Century old cattle market near UP's Bulandshahr wears deserted look after centre's beef ban
Bulandshahr, Uttar Pradesh:
About 22 km from Bulandshahr, a bustling town in western Uttar Pradesh, is a cattle market where traders and farmers gather to buy and sell every Monday. Locals say the weekly market is a century old. On this Monday, it wears a desolate look.
"Around 200-300 buffaloes were sold here every day, but now the business is less than a third of what it used to be", says Syed Aman, a third generation caretaker of the cattle market. The reason, he says, is the Centre's new rules, which forbid the sale of cattle for slaughter at animal markets. The markets will now be able to trade cattle only for agricultural purposes such as ploughing and dairy production.

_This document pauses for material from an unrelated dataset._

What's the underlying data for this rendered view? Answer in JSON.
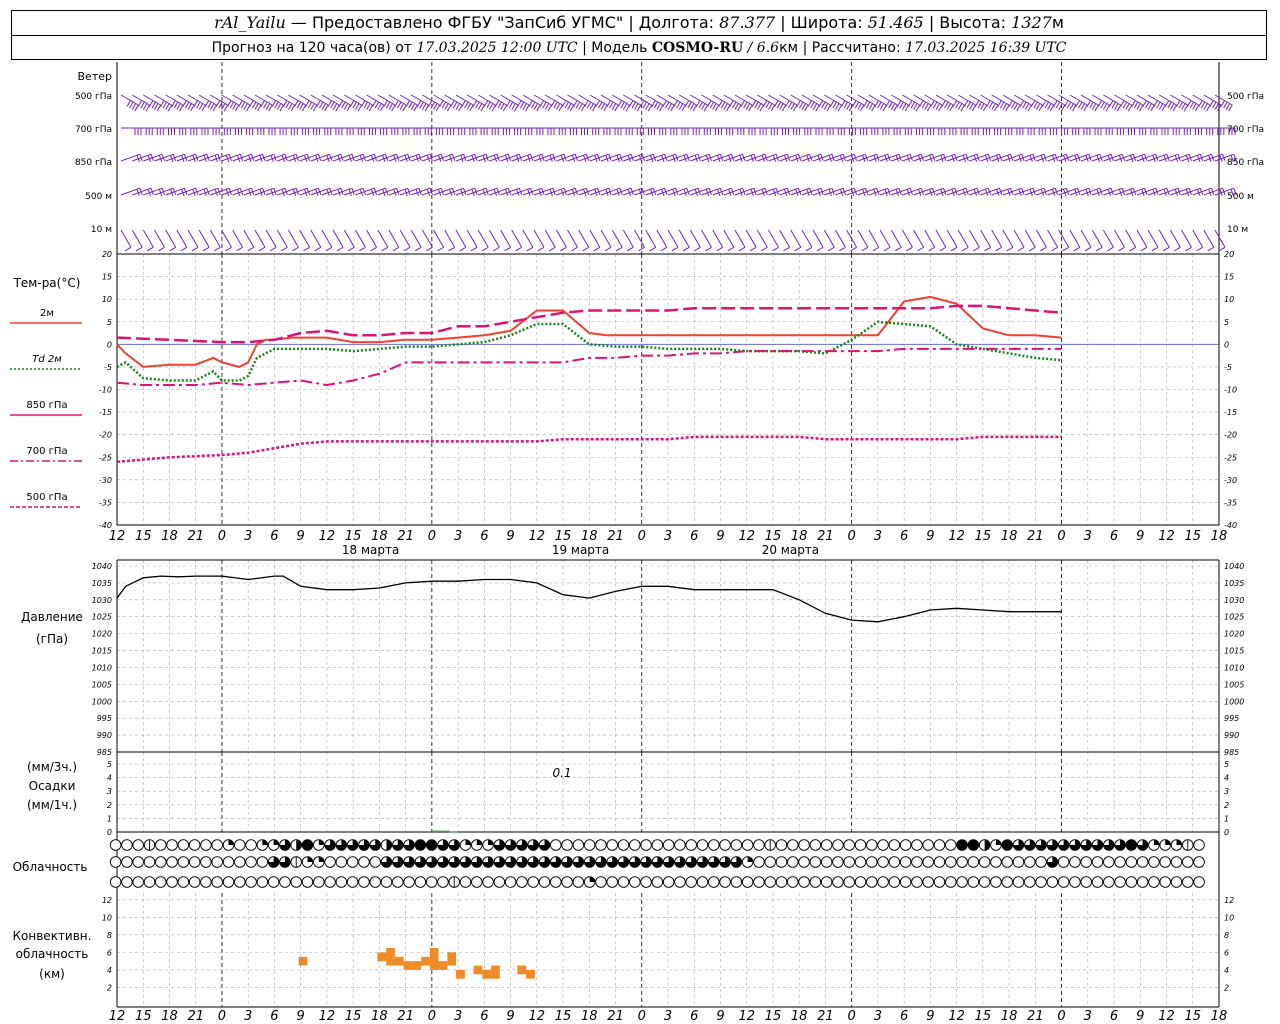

The rules have yet to be formally enforced, but their impact is already being felt on the ground. At the market near Bulandshahr, our team met not a single buyer on Monday. The sellers, mostly farmers who came to sell their old or infirm buffaloes to slaughterhouses, slowly vacated the market, disappointed.
According to the market's administrators, the ban has disrupted a vital source of earning for the farmer. "A dairy farmer buys a buffalo for around Rs 40,000 to 50,000 depending on how much milk it can give. Once it becomes infirm he sells it to a slaughterhouse for around Rs 25,000 to 30,000," Mr Aman explained, adding that the farmer then "invests a few thousand more to buy another milk-yielding buffalo."
The new rules have ruptured this cycle.
After protests from several states, the government, sources said on Monday, might exclude buffaloes from the ban, but that decision is yet to be taken. Most of the beef in the country comes from buffalo rather than cows, which are sacred to Hindus, but local cattle traders and slaughterhouses have repeatedly come under attacks from activist groups that oppose the meat trade.
The central government's new rules forbid the sale of cattle for slaughter at animal markets
Around four kilometres from the market, Naresh Kumar, 24, a dairy farmer says the lack of buyers means he has to keep three infirm buffaloes at home. "Now that they're not letting us sell buffaloes. I have no money, I don't even have place to tie more buffaloes. My parents are sick," he said.
Mr Kumar said his only recourse now will be to "feed them till I can and then I will have to leave them out on the road."
Meat traders say the new rules threaten $ 4 billion in annual buffalo meat exports and millions of jobs in the meat industry if they are not reversed. They have alleged that the government has attempted to impose a ban on the Muslim-dominated meat industry, and plan to petition the Supreme Court in the next few days to get the government order rescinded.